18
votes

Our .NET team works on projects for our company that fall into distinct categories. Some are internal web apps, some are external (publicly facing) web apps, we also have internal Windows applications for our corporate office users, and Windows Forms apps for our retail locations (stores). Of course, because we hate code reuse, we have a ton of code that is shared among the different applications. Currently we're using SVN as our source control, and we've got our repository laid out like this:

 - = folder, | = Visual Studio Solution
-SVN
   - Internet
      | Ourcompany.com
      | Oursecondcompany.com
   - Intranet
      | UniformOrdering website
      | MessageCenter website
   - Shared
      | ErrorLoggingModule
      | RegularExpressionGenerator
      | Anti-Xss
      | OrgChartModule etc...

So..

The OurCompany.com solution in the Internet folder would have a website project, and it would also include the ErrorLoggingModule, RegularExpressionGenerator, and Anti-Xss projects from the shared directory.

Similarly, our UniformOrdering website solution would have each of these projects included in the solution as well.

We prefer to have a project reference to a .dll reference because, first of all, if we need to add or fix a function in the ErrorLoggingModule while working on the OurCompany.com website, it's right there. Also, this allows us to build each solution and see if changes to shared code break any other applications. This should work well on a build server as well if I'm correct.

In SVN, there is no problem with this. SVN and Visual Studio aren't tied together in the way TFS's source control is. We never figured out how to work this type of structure in TFS when we were using it, because in TFS, the TFS project was always tied to a Visual Studio Solution. The Source Code repository was a child of the TFS Project, so if we wanted to do this, we had to duplicate the Shared code in each TFS project's source code repository. As my co-worker put it, this "breaks every known best practice about code reuse and simplicity". It was enough of a deal breaker for us that we switched to SVN.

Now, however, we're faced with truly fixing our development processes, and the Application Lifecycle Management of TFS is pretty close to exactly what we want, and how we want to work. Our one sticking point is the shared code issue.

We're evaluating other commercial and open source solutions, but since we're already paying for TFS with our MSDN Subscriptions, and TFS is pretty much exactly what we want, we'd REALLY like to find a way around this issue.

Has anybody else faced this and come up with a solution?

If you've seen an article or posting on this that you can share with me, that would help as well.

As always, I'm open to answers like "You're looking at it all wrong, bonehead, HERE'S the way it SHOULD be done.

2

2 Answers

15
votes

I think there's some misunderstandings here. First, you can have multiple (as many as you want) solutions in a single TFS project. Also, a single Visual Studio project can have any number of solutions referring to it.

Second, what version of TFS are you using? 2010 is different from 2005/08 in how it handles TFS projects.

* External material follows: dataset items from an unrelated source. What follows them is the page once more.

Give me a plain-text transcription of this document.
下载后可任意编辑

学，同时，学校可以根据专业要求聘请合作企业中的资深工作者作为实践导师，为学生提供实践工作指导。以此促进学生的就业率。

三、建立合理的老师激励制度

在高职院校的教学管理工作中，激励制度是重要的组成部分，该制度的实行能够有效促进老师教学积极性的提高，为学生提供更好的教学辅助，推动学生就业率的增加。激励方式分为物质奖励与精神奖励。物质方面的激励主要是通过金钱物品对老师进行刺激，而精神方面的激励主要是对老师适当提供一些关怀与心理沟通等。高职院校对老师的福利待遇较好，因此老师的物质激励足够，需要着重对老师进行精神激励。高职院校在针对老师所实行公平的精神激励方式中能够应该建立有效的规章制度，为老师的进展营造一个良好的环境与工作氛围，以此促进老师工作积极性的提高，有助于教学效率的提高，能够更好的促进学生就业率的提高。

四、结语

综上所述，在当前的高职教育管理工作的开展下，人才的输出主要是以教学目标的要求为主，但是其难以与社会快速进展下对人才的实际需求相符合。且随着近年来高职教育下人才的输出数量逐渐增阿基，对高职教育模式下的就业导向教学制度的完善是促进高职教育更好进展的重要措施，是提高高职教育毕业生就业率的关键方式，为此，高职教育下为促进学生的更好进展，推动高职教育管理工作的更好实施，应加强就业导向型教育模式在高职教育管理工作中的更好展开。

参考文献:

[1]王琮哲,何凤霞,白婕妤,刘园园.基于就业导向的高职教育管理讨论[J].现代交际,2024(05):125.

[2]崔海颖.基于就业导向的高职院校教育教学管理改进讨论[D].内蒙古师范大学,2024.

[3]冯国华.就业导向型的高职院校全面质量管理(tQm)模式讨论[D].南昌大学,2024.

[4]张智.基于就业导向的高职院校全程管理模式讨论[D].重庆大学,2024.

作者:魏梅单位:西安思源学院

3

Under 2008, there are several ways to approach this depending on what you want to get out of it. You can either have multiple TFS projects or a single TFS project.

I'll start with multiple.

Set up a TFS project for your shared library type code, and others for each regular project you have. As part of the development process on this shared library, check in the completed assemblies. Then Branch those assemblies into any other TFS project you want to use them in. When you do a feature update or bug fix to the shared library, simply merge the branch into any other TFS project you want the updates to go into.

This allows you to make shared changes for a single app without having to push all of them.

If you want a single TFS project holding everything, just add folders for each Visual Studio project you want. The visual studio solutions can refer back to projects outside of their base tree without issue. Now, when configuring things like Builds for each solution, make sure you limit what directory the build server pulls from / watches. That way you don't have it building one of your internal sites when changes were made to an external site.

4
votes

Only recording this in the hope that it helps someone else some day, I fear I'm a little too late to answer your original question ;) We have a very similar situation, and your question (and subsequent answers) made it very easy for us to set up TFS properly.

To use your example to explain our setup:

# = Project Collection, > = Team Project, | = VS project
# SVN
    > Internet
        | OurCompany
        | OurCompany2
    > Intranet
        | UniformOrdering
        | MessageCentre
    > Shared
        | ErrorLogging
        | RegularExpression

This means that work can be assigned (using Scrum templates in Sharepoint) to any of the Team Projects (which are SAAS apps in our case) and the developer can choose to open any or all of the VS Projects to get the job done.

The majority of the senior developers (those that are across multiple products) have one VS Solution (maybe "WholeEnterprise.sln" to continue the analogy) that contains ALL the different VS Projects and can therefore work on any/all of them at any one time. We can also ensure that projects build properly, and all the dependencies are up to date before pushing an update.

The structure of this in your operating system of choice is totally up to you! Some of us have replicated the structure of TFS, others have a totally flat hierarchy... This doesn't seem to make a difference at the end of the day.